I was hungry, and I was alone, and I was trapped, and right now, no matter what, you have to do what I say. You have to stay here with me. I’m the person who keeps you safe. Ada’s self-appointed guardianship over Jamie reveals both trauma and authority. She speaks from scarcity—hunger, loneliness, captivity—but also from competence; protecting Jamie is how she survives, and how she learns she can lead.

I would like to speak to your commanding officer. The government asks us to report anything suspicious, and that’s what I am going to do. If you won’t listen, I want to talk to someone who will. Here Ada claims institutional respect, demanding to be heard despite her age and disability. The formality of “commanding officer” signals a new self-possession: she understands systems and insists they take her seriously.
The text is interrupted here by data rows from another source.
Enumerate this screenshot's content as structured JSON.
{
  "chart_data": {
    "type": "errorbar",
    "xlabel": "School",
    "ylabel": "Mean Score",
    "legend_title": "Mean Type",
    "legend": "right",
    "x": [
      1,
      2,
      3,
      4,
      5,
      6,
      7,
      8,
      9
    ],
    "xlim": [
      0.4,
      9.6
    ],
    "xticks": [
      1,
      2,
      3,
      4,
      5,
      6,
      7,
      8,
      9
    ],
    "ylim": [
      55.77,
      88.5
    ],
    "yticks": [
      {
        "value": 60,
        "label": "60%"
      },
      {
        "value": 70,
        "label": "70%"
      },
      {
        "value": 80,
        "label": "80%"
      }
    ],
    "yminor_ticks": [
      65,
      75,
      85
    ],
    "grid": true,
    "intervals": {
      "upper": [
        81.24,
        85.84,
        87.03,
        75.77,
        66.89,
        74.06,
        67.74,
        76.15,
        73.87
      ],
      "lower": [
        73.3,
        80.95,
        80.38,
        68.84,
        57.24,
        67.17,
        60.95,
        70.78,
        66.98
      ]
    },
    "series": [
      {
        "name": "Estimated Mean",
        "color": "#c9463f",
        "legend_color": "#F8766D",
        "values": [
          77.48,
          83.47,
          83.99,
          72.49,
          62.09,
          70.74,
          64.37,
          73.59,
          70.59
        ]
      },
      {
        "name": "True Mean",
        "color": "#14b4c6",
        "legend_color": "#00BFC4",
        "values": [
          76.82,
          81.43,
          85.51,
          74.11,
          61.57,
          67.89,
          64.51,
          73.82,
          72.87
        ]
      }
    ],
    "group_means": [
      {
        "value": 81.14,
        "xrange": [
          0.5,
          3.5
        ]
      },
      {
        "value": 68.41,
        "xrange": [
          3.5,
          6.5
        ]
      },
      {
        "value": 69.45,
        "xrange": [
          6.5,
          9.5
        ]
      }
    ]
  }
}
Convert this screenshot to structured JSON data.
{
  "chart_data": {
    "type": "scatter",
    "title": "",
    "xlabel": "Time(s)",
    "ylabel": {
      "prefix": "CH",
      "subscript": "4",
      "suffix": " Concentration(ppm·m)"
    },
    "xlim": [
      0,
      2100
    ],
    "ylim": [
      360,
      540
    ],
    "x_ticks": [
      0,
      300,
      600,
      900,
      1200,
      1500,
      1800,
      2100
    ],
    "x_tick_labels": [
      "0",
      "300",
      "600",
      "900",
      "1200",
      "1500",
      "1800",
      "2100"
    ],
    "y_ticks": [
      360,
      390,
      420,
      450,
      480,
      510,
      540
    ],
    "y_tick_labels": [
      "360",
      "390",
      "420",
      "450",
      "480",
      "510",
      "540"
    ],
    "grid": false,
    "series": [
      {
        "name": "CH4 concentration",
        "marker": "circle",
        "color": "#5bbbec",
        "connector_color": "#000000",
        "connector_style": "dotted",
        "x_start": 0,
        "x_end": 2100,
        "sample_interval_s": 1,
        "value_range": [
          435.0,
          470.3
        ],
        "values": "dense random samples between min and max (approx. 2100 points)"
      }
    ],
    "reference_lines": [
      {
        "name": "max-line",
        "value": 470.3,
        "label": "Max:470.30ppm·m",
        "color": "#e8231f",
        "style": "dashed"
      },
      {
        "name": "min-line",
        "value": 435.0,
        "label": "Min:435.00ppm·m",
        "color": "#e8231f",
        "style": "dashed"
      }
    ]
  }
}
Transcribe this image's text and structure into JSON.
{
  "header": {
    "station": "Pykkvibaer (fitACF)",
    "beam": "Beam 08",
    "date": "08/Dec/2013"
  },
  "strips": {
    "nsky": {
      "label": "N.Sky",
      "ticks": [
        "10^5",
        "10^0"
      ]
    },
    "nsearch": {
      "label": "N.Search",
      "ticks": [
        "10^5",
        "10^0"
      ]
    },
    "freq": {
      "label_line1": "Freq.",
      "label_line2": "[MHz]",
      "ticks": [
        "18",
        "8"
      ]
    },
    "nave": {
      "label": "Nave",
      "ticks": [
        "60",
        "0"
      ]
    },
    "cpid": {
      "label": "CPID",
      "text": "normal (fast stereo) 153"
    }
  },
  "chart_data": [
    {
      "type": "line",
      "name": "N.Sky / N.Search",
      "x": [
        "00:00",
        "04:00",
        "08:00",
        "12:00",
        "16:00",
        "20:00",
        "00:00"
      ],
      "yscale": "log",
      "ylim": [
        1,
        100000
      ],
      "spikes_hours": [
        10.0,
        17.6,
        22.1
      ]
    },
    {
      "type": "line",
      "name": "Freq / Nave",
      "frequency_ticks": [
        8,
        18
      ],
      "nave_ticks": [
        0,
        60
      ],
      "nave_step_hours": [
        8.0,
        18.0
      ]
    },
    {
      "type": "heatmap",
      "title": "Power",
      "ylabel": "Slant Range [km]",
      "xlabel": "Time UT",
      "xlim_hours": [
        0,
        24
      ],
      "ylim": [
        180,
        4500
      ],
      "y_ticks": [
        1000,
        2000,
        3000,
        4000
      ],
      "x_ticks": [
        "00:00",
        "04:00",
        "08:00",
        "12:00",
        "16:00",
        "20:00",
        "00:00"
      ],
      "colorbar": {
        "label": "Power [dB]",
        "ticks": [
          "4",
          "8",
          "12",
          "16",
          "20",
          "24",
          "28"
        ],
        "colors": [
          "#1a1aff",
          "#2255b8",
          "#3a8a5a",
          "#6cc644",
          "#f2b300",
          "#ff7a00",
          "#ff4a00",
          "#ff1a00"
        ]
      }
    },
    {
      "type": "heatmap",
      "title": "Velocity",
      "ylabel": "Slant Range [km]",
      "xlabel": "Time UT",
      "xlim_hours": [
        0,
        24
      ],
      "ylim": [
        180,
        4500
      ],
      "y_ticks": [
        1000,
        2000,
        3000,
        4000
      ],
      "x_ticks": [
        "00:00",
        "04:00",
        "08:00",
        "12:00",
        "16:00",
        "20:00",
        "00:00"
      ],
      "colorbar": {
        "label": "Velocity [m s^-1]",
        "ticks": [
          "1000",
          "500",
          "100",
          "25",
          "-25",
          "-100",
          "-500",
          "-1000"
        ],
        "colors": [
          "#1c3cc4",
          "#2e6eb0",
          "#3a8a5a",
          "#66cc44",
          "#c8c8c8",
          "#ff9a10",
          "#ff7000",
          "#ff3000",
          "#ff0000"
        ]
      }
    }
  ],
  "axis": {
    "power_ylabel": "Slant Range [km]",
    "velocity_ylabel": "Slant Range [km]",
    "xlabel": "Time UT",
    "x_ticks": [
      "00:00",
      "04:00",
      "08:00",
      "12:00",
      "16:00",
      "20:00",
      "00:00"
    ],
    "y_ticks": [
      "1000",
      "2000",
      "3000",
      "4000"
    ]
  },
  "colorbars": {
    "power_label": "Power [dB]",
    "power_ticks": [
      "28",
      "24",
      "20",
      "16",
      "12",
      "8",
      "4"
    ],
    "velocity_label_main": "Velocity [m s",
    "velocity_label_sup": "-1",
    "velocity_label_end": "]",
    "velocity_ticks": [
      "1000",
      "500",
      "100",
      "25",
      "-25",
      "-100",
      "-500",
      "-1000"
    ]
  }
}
"You’re beautiful." She was lying. She was lying, and I couldn’t bear it. I heard Mam’s voice shrieking in my head. “You ugly piece of rubbish! Filth and trash! No one wants you, with that ugly foot!” The collision of praise and internalized insult dramatizes trauma’s voice inside Ada’s head. Beauty feels impossible—and threatening—because accepting it would mean betraying the narrative that kept her psychologically “safe” under Mam; recovery requires rewriting that script.

I slipped my hand into hers. A strange and unfamiliar feeling ran through me. It felt like the ocean, like sunlight, like horses. Like love. I searched my mind and found the name for it. Joy. “So now we’re even,” I said. This is Ada naming what safety feels like in her body—vast, warm, fast—and recognizing love as reciprocity, not debt. The image chain (ocean, sunlight, horses) ties physical freedom to emotional revelation; “we’re even” reframes care as mutual, not owed.